Hi everyone. One of the Tooling team focus lately has been improvement of the contribution process to sbt. Another thing we’ve been thinking is the performance of sbt. Combining these themes together, I’ve been looking into how guys like Jason Zaugg and Johannes Rudolph profile JVM applications, and this post is my findings.
The techniques described here should be applicable to both Java and Scala, and mostly indepent of build tools you use.
There are several ways to profile JVM apps, but the new hotness in profiling is Flame graphs invented by Brendan Gregg, Senior Performance Architect at Netflix. You first collect stack trace samples, and then it is processed into an intereactive svg graph. For an introduction to Flame graphs, see:
The first tool I recommend is async-profiler by Andrei Pangin.

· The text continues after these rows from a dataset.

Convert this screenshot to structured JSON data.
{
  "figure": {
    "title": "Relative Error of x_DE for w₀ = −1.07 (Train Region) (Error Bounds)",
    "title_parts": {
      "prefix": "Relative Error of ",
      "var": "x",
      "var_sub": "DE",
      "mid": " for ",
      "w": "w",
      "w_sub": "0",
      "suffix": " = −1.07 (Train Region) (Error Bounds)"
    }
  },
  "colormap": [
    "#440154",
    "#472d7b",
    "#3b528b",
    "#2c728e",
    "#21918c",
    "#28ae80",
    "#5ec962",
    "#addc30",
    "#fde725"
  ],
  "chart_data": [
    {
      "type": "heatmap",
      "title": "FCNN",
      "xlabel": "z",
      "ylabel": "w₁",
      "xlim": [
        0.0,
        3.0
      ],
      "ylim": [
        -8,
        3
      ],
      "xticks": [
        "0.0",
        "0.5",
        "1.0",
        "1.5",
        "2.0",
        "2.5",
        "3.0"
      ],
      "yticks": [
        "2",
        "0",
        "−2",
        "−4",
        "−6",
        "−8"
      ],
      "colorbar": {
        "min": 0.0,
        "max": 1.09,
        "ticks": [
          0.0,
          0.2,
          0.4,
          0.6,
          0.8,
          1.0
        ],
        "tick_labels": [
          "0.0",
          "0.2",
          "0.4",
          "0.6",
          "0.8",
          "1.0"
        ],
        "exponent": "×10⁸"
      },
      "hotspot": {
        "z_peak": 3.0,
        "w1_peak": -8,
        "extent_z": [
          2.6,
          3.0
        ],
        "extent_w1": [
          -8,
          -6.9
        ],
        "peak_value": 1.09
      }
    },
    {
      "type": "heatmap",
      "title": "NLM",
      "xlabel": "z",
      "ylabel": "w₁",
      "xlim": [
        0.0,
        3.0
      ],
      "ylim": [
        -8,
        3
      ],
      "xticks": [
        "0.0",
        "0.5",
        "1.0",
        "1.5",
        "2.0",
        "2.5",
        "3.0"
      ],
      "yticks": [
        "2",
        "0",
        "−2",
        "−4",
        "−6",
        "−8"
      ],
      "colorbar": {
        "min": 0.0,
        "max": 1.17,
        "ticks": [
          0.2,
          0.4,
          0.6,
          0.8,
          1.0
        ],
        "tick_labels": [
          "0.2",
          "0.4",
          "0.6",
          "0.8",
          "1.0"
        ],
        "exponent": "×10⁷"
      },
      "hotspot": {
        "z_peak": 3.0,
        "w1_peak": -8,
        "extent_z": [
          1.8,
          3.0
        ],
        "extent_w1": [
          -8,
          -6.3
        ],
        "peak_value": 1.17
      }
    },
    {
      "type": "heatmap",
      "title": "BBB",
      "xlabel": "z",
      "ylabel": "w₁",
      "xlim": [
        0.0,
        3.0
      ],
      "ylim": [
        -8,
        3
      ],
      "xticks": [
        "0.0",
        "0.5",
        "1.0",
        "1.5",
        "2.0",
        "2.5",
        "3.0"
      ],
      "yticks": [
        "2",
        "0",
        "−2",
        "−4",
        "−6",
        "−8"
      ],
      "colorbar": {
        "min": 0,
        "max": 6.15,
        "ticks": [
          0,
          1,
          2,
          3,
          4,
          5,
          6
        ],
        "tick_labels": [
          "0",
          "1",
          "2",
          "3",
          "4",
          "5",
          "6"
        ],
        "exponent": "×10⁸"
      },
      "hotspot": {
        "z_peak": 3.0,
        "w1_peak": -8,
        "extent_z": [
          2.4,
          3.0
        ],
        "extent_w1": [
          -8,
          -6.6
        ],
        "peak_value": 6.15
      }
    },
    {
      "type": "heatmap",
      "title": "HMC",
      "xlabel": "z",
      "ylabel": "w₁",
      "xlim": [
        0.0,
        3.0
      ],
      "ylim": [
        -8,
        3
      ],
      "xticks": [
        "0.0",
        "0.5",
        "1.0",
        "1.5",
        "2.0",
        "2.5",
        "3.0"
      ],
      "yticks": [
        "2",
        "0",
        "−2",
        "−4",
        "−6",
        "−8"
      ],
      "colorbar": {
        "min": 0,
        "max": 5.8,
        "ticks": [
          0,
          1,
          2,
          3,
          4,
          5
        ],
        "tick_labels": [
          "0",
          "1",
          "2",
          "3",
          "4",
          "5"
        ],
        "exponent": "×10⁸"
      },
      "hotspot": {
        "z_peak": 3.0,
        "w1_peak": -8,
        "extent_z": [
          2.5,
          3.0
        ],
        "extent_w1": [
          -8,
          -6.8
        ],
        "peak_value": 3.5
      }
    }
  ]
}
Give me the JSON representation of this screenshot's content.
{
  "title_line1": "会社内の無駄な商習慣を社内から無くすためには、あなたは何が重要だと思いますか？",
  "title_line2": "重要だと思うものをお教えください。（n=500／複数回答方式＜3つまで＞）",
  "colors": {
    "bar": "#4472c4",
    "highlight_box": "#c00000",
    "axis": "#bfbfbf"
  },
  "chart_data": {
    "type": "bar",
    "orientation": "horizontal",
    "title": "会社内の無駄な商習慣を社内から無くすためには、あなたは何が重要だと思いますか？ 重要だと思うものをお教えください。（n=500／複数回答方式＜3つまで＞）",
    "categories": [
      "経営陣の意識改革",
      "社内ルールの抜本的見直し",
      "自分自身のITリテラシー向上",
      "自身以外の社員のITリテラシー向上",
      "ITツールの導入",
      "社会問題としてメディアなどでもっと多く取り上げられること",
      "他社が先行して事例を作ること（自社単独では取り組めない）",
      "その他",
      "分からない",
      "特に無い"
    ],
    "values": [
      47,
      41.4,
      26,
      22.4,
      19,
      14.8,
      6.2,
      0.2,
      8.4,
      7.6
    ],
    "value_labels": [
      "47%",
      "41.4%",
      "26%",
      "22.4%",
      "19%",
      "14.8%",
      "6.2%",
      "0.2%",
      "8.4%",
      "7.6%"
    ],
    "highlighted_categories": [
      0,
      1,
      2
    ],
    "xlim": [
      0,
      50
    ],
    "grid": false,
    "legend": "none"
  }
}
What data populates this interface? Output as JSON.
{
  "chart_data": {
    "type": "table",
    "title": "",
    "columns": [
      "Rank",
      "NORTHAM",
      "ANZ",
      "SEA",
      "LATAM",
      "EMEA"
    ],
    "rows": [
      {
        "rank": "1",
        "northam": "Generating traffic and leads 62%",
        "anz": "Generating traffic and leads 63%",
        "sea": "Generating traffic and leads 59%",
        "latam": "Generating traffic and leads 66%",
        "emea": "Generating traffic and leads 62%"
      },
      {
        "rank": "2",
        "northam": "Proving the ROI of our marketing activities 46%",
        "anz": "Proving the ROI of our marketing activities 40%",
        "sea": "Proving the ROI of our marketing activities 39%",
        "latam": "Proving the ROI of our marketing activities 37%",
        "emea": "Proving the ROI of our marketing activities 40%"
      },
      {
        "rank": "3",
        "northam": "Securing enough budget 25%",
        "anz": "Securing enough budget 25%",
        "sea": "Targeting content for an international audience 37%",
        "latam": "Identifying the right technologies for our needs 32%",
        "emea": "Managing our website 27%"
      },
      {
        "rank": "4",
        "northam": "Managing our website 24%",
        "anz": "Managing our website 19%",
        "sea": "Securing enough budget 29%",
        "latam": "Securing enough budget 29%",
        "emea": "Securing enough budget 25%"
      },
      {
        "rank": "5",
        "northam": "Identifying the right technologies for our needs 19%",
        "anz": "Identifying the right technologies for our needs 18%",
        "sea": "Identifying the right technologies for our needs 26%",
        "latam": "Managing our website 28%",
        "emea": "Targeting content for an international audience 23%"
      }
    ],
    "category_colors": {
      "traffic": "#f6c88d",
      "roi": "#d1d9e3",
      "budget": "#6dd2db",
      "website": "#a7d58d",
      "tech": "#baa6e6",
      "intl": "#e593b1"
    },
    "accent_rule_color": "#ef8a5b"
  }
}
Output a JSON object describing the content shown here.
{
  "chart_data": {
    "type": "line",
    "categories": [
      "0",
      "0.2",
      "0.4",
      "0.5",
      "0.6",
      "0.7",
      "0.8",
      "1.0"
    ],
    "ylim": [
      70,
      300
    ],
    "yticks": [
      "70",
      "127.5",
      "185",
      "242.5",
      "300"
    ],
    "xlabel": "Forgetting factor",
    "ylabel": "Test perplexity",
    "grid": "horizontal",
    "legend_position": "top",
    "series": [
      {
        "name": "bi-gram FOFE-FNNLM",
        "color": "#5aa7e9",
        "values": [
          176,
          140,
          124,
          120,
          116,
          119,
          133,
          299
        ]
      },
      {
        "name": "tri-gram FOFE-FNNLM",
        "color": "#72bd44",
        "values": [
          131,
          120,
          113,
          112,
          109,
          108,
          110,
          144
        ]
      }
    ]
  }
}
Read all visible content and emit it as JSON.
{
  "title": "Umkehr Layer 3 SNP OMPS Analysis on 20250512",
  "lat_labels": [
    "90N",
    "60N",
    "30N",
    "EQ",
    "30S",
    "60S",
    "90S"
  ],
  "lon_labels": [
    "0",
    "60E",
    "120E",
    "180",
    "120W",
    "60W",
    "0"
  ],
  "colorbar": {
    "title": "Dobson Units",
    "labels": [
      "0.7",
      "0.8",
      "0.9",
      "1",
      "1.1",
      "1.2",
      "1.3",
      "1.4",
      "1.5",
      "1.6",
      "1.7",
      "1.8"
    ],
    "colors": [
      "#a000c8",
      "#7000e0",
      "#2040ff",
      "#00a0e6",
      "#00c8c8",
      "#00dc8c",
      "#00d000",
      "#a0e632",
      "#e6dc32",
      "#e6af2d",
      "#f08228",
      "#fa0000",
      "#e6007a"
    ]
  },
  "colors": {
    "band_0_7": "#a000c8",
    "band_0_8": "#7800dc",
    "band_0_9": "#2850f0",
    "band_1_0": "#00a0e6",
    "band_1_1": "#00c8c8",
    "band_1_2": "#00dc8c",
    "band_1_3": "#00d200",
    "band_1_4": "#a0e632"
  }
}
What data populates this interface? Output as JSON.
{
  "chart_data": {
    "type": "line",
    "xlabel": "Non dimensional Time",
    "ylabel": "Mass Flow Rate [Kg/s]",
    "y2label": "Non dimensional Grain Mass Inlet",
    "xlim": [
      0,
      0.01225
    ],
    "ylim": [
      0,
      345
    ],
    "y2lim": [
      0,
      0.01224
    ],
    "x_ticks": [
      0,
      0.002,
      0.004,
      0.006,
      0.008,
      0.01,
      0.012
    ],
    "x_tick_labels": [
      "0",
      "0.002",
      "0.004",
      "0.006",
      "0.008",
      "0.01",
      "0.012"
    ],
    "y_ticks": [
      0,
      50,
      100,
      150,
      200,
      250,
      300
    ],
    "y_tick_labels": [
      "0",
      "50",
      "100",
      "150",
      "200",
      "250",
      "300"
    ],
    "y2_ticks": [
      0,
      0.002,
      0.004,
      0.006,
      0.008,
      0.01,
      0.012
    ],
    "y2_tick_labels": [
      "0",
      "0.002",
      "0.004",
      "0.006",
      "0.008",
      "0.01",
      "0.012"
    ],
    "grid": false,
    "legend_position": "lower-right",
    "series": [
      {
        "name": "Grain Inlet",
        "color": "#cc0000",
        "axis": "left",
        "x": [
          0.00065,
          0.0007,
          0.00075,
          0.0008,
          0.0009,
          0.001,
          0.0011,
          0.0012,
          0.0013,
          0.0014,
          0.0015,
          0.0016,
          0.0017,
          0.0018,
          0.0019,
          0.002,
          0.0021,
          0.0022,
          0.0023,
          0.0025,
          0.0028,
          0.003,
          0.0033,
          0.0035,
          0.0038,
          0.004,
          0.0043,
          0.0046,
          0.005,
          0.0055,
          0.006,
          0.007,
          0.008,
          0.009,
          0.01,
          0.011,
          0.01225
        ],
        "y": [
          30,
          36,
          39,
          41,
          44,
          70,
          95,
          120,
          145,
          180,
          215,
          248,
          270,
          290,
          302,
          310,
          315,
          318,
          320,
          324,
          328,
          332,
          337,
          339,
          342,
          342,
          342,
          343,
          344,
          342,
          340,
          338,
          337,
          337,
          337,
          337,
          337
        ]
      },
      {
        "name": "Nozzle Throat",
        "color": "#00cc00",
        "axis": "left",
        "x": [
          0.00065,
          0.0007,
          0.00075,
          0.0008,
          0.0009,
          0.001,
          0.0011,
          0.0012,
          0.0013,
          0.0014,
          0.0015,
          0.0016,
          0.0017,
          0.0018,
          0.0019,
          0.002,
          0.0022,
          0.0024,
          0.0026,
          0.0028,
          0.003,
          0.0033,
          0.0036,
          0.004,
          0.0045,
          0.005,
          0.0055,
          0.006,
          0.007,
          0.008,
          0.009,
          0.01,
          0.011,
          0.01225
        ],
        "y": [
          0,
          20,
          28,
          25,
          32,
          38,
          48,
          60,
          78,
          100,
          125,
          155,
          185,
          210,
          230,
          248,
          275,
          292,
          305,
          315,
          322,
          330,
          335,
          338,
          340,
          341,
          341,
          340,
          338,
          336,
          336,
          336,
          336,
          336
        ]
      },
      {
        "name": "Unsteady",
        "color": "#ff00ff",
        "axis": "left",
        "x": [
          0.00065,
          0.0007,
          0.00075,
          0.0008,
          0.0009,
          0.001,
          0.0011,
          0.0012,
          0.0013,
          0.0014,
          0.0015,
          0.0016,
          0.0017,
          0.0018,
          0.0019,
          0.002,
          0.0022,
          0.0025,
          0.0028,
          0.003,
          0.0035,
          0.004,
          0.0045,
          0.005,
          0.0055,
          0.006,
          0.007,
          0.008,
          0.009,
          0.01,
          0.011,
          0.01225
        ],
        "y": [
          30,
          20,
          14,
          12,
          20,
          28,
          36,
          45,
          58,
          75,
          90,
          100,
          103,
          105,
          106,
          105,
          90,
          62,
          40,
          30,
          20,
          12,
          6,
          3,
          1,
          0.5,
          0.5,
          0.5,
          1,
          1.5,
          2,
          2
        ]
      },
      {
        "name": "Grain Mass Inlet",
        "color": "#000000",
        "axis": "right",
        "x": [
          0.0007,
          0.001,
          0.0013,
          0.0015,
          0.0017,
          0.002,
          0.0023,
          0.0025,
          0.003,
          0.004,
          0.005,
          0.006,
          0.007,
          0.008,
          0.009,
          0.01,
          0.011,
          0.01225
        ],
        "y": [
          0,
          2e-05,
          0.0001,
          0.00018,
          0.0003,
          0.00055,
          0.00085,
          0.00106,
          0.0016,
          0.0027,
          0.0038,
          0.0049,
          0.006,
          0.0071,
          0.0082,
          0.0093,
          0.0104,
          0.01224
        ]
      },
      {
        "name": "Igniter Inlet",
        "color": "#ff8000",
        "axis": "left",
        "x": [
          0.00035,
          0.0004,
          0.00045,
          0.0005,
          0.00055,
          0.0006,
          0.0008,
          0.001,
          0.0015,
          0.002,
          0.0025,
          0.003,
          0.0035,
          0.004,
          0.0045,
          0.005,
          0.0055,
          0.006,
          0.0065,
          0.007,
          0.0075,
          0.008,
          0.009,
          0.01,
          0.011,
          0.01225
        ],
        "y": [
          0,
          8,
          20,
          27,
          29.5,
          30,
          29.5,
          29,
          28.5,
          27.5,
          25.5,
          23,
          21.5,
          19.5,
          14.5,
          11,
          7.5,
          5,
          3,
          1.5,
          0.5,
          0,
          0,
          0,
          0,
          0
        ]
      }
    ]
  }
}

This is available for macOS and Linux, and it’s easier to get started.
build/
and profiler.sh
to $HOME/bin
, assuming you have PATH to $HOME/bin
:
ln -s ~/App/async-profiler/profiler.sh $HOME/bin/profiler.sh
ln -s ~/App/async-profiler/build $HOME/bin/build
Next, close all Java appliations and anything that may affect the profiling, like Slack, and run your app in a terminal. In my case, I am trying to profile sbt
’s initial loading:
$ sbt exit
In another terminal, run:
$ jps
92746 sbt-launch.jar
92780 Jps
This tells you the process ID of the app. In this case, it’s 92746
. While it’s running, run
$ profiler.sh -d 60 <process id>
Started [cpu] profiling
--- Execution profile ---
Total samples: 31602
Non-Java: 3239 (10.25%)
GC active: 46 (0.15%)
Unknown (native): 14667 (46.41%)
Not walkable (native): 3 (0.01%)
Unknown (Java): 433 (1.37%)
Not walkable (Java): 8 (0.03%)
Thread exit: 1 (0.00%)
Deopt: 9 (0.03%)
Frame buffer usage: 55.658%
Total: 1932000000 (6.11%) samples: 1932
[ 0] java.lang.ClassLoader$NativeLibrary.load
[ 1] java.lang.ClassLoader.loadLibrary0
[ 2] java.lang.ClassLoader.loadLibrary
[ 3] java.lang.Runtime.loadLibrary0
[ 4] java.lang.System.loadLibrary
....
This should show a bunch of stacktraces that are useful. To visualize this as a flamegraph, run:
$ profiler.sh -d 60 -f /tmp/flamegraph.svg <process id>
This should produce /tmp/flamegraph.svg
at the end.
See flamegraph.svg to try the output yourself.
Even though async-profiler is easier to get started, the fun part of Flame graph is mixing the JVM stack trace with the native code’s stack trace, allowing you see what your program is actually spending its CPU on. It turns out that Lightbend’s Johannes Rudolph wrote a tool for this called perf-map-agent. This uses dtrace
on macOS and perf
on Linux. This is particularly useful if you are trying to find if the bottle neck is on the native code.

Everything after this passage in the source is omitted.